Kepala Dinas Pertanian Bondowoso mencatat bahwa walaupun ekspor terus berlangsung, petani sering kali melakukan transaksi “under the table” untuk menghindari pajak, sehingga data ekspor resmi tidak sepenuhnya menggambarkan aktivitas perdagangan yang sebenarnya. Hal ini menunjukkan perlu adanya peningkatan manajemen logistik, administrasi, dan koordinasi dengan otoritas ekspor.
Meskipun menghadapi tantangan, Indonesia memiliki peluang ekspansi yang signifikan. Kenaikan harga kopi global menciptakan insentif yang kuat bagi petani untuk meningkatkan produksi dan kualitas. Proyeksi peningkatan produksi Indonesia dari 10,7 juta kantong pada 2024/2025 menjadi 11,3 juta kantong pada 2025/2026 menunjukkan pertumbuhan yang konsisten.
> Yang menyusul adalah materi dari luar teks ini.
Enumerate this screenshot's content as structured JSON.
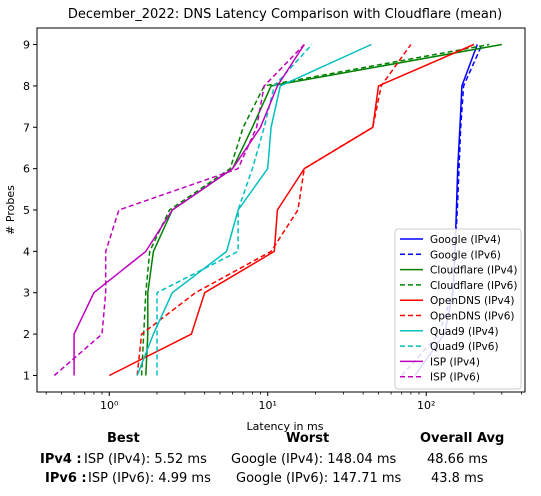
{
  "chart_data": {
    "type": "line",
    "title": "December_2022: DNS Latency Comparison with Cloudflare (mean)",
    "xlabel": "Latency in ms",
    "ylabel": "# Probes",
    "xscale": "log",
    "xlim": [
      0.35,
      420
    ],
    "ylim": [
      0.6,
      9.4
    ],
    "x_major_ticks": [
      1,
      10,
      100
    ],
    "x_major_tick_labels": [
      "10⁰",
      "10¹",
      "10²"
    ],
    "y_ticks": [
      1,
      2,
      3,
      4,
      5,
      6,
      7,
      8,
      9
    ],
    "y_tick_labels": [
      "1",
      "2",
      "3",
      "4",
      "5",
      "6",
      "7",
      "8",
      "9"
    ],
    "grid": false,
    "legend_position": "lower-right",
    "series": [
      {
        "name": "Google (IPv4)",
        "color": "#0000ff",
        "dash": "solid",
        "points": [
          [
            85,
            1
          ],
          [
            130,
            2
          ],
          [
            148,
            3
          ],
          [
            152,
            4
          ],
          [
            155,
            5
          ],
          [
            158,
            6
          ],
          [
            163,
            7
          ],
          [
            168,
            8
          ],
          [
            210,
            9
          ]
        ]
      },
      {
        "name": "Google (IPv6)",
        "color": "#0000ff",
        "dash": "dashed",
        "points": [
          [
            70,
            1
          ],
          [
            120,
            2
          ],
          [
            147,
            3
          ],
          [
            152,
            4
          ],
          [
            157,
            5
          ],
          [
            161,
            6
          ],
          [
            165,
            7
          ],
          [
            172,
            8
          ],
          [
            225,
            9
          ]
        ]
      },
      {
        "name": "Cloudflare (IPv4)",
        "color": "#008000",
        "dash": "solid",
        "points": [
          [
            1.7,
            1
          ],
          [
            1.75,
            2
          ],
          [
            1.75,
            3
          ],
          [
            1.9,
            4
          ],
          [
            2.5,
            5
          ],
          [
            6.0,
            6
          ],
          [
            8.0,
            7
          ],
          [
            10.5,
            8
          ],
          [
            300,
            9
          ]
        ]
      },
      {
        "name": "Cloudflare (IPv6)",
        "color": "#008000",
        "dash": "dashed",
        "points": [
          [
            1.6,
            1
          ],
          [
            1.65,
            2
          ],
          [
            1.7,
            3
          ],
          [
            1.8,
            4
          ],
          [
            2.4,
            5
          ],
          [
            5.8,
            6
          ],
          [
            7.0,
            7
          ],
          [
            9.5,
            8
          ],
          [
            250,
            9
          ]
        ]
      },
      {
        "name": "OpenDNS (IPv4)",
        "color": "#ff0000",
        "dash": "solid",
        "points": [
          [
            1.0,
            1
          ],
          [
            3.3,
            2
          ],
          [
            4.0,
            3
          ],
          [
            11.0,
            4
          ],
          [
            11.5,
            5
          ],
          [
            17.0,
            6
          ],
          [
            46,
            7
          ],
          [
            50,
            8
          ],
          [
            200,
            9
          ]
        ]
      },
      {
        "name": "OpenDNS (IPv6)",
        "color": "#ff0000",
        "dash": "dashed",
        "points": [
          [
            1.5,
            1
          ],
          [
            1.6,
            2
          ],
          [
            3.5,
            3
          ],
          [
            10.5,
            4
          ],
          [
            15.5,
            5
          ],
          [
            17.0,
            6
          ],
          [
            46,
            7
          ],
          [
            52,
            8
          ],
          [
            80,
            9
          ]
        ]
      },
      {
        "name": "Quad9 (IPv4)",
        "color": "#00bfbf",
        "dash": "solid",
        "points": [
          [
            1.5,
            1
          ],
          [
            1.9,
            2
          ],
          [
            2.5,
            3
          ],
          [
            5.5,
            4
          ],
          [
            6.5,
            5
          ],
          [
            10,
            6
          ],
          [
            10.5,
            7
          ],
          [
            12,
            8
          ],
          [
            45,
            9
          ]
        ]
      },
      {
        "name": "Quad9 (IPv6)",
        "color": "#00bfbf",
        "dash": "dashed",
        "points": [
          [
            2.0,
            1
          ],
          [
            2.0,
            2
          ],
          [
            2.0,
            3
          ],
          [
            6.5,
            4
          ],
          [
            6.5,
            5
          ],
          [
            8.0,
            6
          ],
          [
            9.5,
            7
          ],
          [
            11,
            8
          ],
          [
            19,
            9
          ]
        ]
      },
      {
        "name": "ISP (IPv4)",
        "color": "#bf00bf",
        "dash": "solid",
        "points": [
          [
            0.6,
            1
          ],
          [
            0.6,
            2
          ],
          [
            0.8,
            3
          ],
          [
            1.7,
            4
          ],
          [
            2.5,
            5
          ],
          [
            6.0,
            6
          ],
          [
            9.0,
            7
          ],
          [
            11.5,
            8
          ],
          [
            17,
            9
          ]
        ]
      },
      {
        "name": "ISP (IPv6)",
        "color": "#bf00bf",
        "dash": "dashed",
        "points": [
          [
            0.45,
            1
          ],
          [
            0.9,
            2
          ],
          [
            0.95,
            3
          ],
          [
            0.95,
            4
          ],
          [
            1.15,
            5
          ],
          [
            6.5,
            6
          ],
          [
            8.5,
            7
          ],
          [
            9.5,
            8
          ],
          [
            17,
            9
          ]
        ]
      }
    ]
  },
  "summary": {
    "headers": {
      "best": "Best",
      "worst": "Worst",
      "overall": "Overall Avg"
    },
    "ipv4": {
      "label": "IPv4 :",
      "best": "ISP (IPv4): 5.52 ms",
      "worst": "Google (IPv4): 148.04 ms",
      "overall": "48.66 ms"
    },
    "ipv6": {
      "label": "IPv6 :",
      "best": "ISP (IPv6): 4.99 ms",
      "worst": "Google (IPv6): 147.71 ms",
      "overall": "43.8 ms"
    }
  }
}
Ekspor biji kopi diproyeksikan akan meningkat 400 ribu kantong menjadi 6,5 juta kantong pada tahun 2025/2026, terutama didorong oleh peningkatan volume produksi dan diversifikasi pasar ekspor ke ASEAN, Jepang, dan Timur Tengah.
Peluang lain terletak pada pengembangan segmen specialty coffee dan hilirisasi produk. Dengan pertumbuhan tahunan pasar specialty coffee sebesar 12 persen hingga 2025, Indonesia memiliki kesempatan untuk meningkatkan nilai tambah produk. Strategi hilirisasi mengolah kopi menjadi produk intermediate atau finished goods seperti kopi roasted, ground coffee, instant coffee, atau kopi seduh siap saji, dapat meningkatkan margin keuntungan dan daya saing global secara signifikan.
Strategi communal branding seperti Javeast Coffee menunjukkan model bisnis yang efektif untuk mengkonsolidasikan penawaran produk dari berbagai sentra kopi berkualitas, memungkinkan akses ke pasar ekspor skala besar yang memerlukan volume konsisten dengan standar kualitas tinggi.
Pertumbuhan konsumsi domestik yang mencapai 10 persen per tahun menciptakan peluang besar bagi industri kopi lokal. Dengan lebih dari 20.000 outlet kedai kopi di Indonesia dan pertumbuhan tahunan 10 persen dalam pangsa pasar, industri specialty coffee domestik menawarkan channel distribusi yang terus berkembang.
Peningkatan konsumsi per kapita yang masih sangat rendah (1,0 kg per tahun) menunjukkan potensi pertumbuhan yang masih sangat besar. Target konsumsi mencapai 4,8 juta kantong pada 2024/2025 dari 4,45 juta kantong pada 2020/2021 baru merupakan awal dari ekspansi pasar domestik yang jauh lebih besar. Penetrasi pasar ke kota-kota tier 2 dan tier 3, selain kota-kota besar seperti Jakarta, Surabaya, dan Bandung, membuka peluang bisnis baru untuk operator lokal.